Held in conjunction with the Big Dam Bridge 100, the 60 patients, supporters, donors and employees are riding to raise awareness of the blood and bone disease and money to help fight it with research and treatment.

“I decided to get involved because the research and awareness of multiple myeloma is important,” said Ferguson whose 80-year-old father David L. Baker of Conway died of complications of the disease in 2010. The longtime pharmacist, who owned several drugstores in Conway and in Little Rock, was diagnosed in 2006.

His daughter credits the physicians at UAMS Myeloma Center with extending his life.

“Without treatment, my dad would have died within months,” she said. “Although the treatment was a terrible battle with a lot of ups and downs, my dad had the best and newest treatments at UAMS, which led him into remission.”

During their time here, Baker and his wife Carolyn met other myeloma patients from all over the world who came to Little Rock for treatment.

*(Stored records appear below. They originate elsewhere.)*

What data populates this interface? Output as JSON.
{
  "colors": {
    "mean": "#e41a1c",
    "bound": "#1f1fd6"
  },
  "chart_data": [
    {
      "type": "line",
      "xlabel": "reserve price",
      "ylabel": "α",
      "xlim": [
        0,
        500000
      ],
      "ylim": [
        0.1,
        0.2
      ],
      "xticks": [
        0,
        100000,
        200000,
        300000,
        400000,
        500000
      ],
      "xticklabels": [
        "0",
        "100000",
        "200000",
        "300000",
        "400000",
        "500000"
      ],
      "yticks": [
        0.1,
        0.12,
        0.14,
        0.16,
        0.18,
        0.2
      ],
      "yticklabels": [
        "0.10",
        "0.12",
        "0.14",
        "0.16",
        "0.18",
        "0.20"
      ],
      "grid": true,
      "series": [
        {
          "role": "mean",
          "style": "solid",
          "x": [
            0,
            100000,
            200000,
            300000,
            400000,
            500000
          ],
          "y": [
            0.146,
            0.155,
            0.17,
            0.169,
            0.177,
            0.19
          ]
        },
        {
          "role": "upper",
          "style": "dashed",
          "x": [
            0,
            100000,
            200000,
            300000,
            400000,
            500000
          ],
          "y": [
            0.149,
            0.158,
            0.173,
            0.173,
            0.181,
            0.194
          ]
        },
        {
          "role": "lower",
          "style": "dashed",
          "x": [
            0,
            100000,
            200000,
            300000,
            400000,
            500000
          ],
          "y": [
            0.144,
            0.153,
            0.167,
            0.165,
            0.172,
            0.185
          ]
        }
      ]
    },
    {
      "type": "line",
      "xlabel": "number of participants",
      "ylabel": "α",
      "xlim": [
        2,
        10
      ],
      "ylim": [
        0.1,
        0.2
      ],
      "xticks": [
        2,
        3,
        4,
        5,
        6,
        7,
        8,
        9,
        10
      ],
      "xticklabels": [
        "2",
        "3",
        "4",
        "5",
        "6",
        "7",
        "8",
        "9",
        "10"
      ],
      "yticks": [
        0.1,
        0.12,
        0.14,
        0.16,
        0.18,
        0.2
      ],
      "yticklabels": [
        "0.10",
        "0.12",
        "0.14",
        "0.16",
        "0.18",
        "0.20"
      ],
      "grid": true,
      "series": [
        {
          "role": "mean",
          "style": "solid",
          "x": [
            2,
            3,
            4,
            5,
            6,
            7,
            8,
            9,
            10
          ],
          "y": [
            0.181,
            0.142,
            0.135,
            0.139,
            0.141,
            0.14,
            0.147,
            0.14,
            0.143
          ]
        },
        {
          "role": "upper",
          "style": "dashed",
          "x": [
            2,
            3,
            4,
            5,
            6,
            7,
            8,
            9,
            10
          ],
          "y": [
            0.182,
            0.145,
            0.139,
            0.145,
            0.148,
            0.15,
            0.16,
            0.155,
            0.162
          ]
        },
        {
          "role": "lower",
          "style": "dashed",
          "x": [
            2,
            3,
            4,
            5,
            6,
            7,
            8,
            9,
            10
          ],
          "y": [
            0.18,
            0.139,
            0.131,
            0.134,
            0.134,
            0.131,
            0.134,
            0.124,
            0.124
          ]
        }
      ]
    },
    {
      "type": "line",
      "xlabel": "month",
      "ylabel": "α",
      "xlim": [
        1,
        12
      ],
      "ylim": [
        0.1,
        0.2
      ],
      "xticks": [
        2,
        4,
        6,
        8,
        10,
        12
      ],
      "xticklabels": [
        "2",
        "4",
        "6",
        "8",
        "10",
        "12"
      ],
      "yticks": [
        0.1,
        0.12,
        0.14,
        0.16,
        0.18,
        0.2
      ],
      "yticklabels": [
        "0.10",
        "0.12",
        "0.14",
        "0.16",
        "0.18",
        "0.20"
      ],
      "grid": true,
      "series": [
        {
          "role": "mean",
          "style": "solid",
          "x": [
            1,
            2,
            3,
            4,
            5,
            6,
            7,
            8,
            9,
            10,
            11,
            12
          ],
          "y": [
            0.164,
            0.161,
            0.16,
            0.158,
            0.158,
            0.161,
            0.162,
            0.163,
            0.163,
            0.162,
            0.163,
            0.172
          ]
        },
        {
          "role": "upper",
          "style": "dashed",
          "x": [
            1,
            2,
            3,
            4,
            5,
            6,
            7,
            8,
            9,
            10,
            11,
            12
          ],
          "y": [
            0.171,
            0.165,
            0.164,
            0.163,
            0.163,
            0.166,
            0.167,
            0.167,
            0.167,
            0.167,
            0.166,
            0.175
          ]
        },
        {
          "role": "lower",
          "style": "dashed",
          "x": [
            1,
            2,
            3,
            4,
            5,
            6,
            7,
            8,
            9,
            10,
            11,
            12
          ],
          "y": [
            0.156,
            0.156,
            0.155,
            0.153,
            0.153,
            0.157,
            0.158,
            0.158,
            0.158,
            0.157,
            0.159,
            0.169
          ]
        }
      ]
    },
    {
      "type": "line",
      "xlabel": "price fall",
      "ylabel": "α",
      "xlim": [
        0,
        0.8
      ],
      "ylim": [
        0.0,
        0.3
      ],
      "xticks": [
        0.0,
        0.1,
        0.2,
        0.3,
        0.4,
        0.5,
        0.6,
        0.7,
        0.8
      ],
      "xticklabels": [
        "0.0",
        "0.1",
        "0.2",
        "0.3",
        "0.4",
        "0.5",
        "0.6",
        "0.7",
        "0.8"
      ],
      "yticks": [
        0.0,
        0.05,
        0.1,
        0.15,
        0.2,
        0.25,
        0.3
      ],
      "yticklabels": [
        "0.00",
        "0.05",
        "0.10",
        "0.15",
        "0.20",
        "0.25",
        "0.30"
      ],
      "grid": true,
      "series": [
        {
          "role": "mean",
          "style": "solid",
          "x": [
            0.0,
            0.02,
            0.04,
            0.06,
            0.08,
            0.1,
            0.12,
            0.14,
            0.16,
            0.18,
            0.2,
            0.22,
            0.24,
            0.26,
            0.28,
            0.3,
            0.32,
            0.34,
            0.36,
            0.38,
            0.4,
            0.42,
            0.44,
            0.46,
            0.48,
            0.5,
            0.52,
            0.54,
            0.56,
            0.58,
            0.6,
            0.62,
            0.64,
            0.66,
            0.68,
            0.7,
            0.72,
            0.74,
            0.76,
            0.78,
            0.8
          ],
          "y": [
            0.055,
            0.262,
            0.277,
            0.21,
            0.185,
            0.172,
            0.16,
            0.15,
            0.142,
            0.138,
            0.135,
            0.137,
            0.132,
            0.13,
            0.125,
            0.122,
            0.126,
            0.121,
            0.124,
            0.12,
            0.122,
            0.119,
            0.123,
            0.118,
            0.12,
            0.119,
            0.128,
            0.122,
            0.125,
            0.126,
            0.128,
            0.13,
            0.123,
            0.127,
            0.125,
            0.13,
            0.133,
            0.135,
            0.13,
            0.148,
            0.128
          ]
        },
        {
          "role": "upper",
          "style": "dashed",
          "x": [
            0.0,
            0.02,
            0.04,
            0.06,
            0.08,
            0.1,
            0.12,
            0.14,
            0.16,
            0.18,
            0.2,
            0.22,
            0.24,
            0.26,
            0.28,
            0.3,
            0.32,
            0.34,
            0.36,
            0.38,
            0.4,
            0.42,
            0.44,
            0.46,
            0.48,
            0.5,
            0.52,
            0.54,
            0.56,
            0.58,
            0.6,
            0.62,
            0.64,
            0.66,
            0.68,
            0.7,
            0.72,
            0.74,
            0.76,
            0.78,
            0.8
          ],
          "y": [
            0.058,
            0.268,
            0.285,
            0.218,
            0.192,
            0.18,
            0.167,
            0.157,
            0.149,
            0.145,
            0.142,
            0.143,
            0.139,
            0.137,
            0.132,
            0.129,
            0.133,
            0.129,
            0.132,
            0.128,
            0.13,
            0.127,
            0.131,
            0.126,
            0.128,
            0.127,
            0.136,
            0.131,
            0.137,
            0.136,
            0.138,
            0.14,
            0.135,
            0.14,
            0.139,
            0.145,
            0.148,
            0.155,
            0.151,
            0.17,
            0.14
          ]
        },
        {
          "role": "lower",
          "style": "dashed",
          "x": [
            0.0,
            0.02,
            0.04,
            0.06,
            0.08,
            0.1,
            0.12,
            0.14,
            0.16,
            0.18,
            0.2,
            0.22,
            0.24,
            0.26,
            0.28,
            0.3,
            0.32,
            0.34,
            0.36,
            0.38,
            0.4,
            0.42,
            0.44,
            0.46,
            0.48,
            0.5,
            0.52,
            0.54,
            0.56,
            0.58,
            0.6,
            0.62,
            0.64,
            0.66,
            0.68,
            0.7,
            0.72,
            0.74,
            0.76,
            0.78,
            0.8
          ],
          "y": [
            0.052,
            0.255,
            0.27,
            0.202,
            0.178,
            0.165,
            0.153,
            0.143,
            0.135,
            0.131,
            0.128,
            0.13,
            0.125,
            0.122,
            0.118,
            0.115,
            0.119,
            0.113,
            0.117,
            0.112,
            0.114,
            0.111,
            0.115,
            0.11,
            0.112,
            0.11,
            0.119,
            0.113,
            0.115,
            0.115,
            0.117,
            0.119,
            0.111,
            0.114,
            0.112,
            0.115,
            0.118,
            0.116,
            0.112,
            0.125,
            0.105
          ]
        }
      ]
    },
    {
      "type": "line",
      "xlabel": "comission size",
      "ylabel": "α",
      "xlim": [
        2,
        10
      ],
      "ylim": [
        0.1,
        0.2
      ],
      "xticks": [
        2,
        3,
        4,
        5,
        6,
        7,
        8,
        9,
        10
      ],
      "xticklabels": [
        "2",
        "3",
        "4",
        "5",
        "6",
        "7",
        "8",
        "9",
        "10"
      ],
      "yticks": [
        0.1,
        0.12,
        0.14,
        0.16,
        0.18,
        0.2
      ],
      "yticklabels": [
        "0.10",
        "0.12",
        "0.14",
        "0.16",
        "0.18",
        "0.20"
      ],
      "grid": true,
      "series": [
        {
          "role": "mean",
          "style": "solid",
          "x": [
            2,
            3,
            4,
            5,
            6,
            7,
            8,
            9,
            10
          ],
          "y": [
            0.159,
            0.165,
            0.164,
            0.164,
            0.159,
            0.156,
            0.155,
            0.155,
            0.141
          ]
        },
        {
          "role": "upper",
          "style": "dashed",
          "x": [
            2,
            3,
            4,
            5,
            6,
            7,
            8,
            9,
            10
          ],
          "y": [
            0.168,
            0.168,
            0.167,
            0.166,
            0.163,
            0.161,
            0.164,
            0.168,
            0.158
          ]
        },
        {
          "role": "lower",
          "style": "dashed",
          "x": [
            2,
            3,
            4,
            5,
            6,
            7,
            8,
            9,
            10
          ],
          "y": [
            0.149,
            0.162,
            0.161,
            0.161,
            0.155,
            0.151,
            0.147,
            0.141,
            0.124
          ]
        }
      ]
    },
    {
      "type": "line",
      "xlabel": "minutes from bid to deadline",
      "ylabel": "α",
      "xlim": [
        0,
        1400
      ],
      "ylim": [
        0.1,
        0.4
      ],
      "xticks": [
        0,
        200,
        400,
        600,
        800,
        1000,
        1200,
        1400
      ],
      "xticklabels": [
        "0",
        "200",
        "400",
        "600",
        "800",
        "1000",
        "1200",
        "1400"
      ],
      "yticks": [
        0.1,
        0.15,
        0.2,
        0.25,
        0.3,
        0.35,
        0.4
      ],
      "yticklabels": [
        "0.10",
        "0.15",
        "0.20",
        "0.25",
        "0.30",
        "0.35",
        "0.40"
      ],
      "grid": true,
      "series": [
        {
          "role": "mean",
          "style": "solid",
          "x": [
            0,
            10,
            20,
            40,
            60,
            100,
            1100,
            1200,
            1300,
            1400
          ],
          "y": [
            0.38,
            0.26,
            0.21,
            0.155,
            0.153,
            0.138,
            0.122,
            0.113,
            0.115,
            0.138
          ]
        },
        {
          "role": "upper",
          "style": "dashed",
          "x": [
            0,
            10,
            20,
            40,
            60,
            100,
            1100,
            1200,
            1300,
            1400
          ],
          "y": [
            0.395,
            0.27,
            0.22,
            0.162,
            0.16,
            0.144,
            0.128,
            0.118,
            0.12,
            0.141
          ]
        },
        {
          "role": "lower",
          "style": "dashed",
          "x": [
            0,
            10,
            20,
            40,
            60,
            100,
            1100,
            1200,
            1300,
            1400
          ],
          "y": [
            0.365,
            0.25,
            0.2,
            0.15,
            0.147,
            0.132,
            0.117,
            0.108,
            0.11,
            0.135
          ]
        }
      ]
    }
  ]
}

“I see that UAMS is continuing to improve the facilities, doctors, staff and research,” Ferguson said. “I am hopeful the next treatment for myeloma is a cure.”

“It’s been tough,” said the homemaker who also manages rental properties. “I have been knocked down and felt defeated, but I get back up and try it again,” she explained. “I feel stronger every time I ride.”Ferguson, who began riding with Women Bike Arkansas earlier this year, says the sport has been challenging.

She originally signed up to ride the 10-mile course but later raised the bar for herself, more than tripling the distance.

“I changed it to the 32-mile course because I am riding for the research and awareness of myeloma and my dad had a challenge and fought hard,” she said. “I am taking up the challenge, the fight, the ‘never give up’ attitude for him and the many others who fought or are currently fighting myeloma.”

To date, the most miles Ferguson has covered in one ride has been 20.

“This will definitely be a challenge,” she says. Joining her will be her husband, Mark, who’s riding the 50-mile course and three of her friends from Conway, Shelly Moon and Lisa Jiles and Ginger Johnson.

Ferguson’s family has a long, deeply rooted history with UAMS, including several of family members who are graduates.

In the late 1980s and early 1990s, her three brothers graduated from UAMS — a pharmacy degree for John and James Baker, owners of Sav On Drugs in Conway; and a medical degree for David, an ophthalmologist and owner of Baker Eye in Conway who’s named after their father.

Additionally, two scholarships at UAMS were established by her family.

My dad was passionate about pharmacy and was well respected among his peers throughout the state,” Ferguson said, adding that in 1995, her father and his two brothers J.C. and Robert, also pharmacists, established the J. C. Baker, Sr. and Family Scholarship in Pharmacy in memory of their father John Cleveland Baker, an early Arkansas pharmacist who opened Baker Drugstore in Marshall before World War I. It remains open today, now owned and operated by J.C.’s grandchildren.

More recently, Ferguson’s brother, David, established the David L. Baker, Sr. Scholarship in honor of their father a couple of years after his death.

“With the educational history we have with UAMS and the familiarity of the high standard of staff at the school and hospital, we were thrilled to know that UAMS was literally the best place in the world to treat my dad’s onset and long-term treatment of multiple myeloma,” Ferguson said.

When her dad was diagnosed in 2006, she had never heard of the rare blood and bone disease. And when her friends would ask about the cancer, they would confuse it with the skin cancer melanoma.

“There was not a cure. Instead, remission was the word that we could look forward to experiencing with great joy. That was the goal and the only one that comes with a challenge, a fight and time and time again the words… ‘Never give up!’”

She watched as her father fought the disease.

“I saw him in pain before being diagnosed, undergoing aggressive treatment and being knocked down to a wheelchair before rallying to enjoy his family and finally go into remission,” recalled Ferguson who was close to obtaining a second degree in interior design from UCA when she quit school to help her mother care for her father a few months before his death.

“We were so thankful that we didn’t have to go anywhere else for the very best treatment. From what I saw in the aggressive and scientific treatment of my dad, I’m sure and hopeful we are close to a cure,” she said.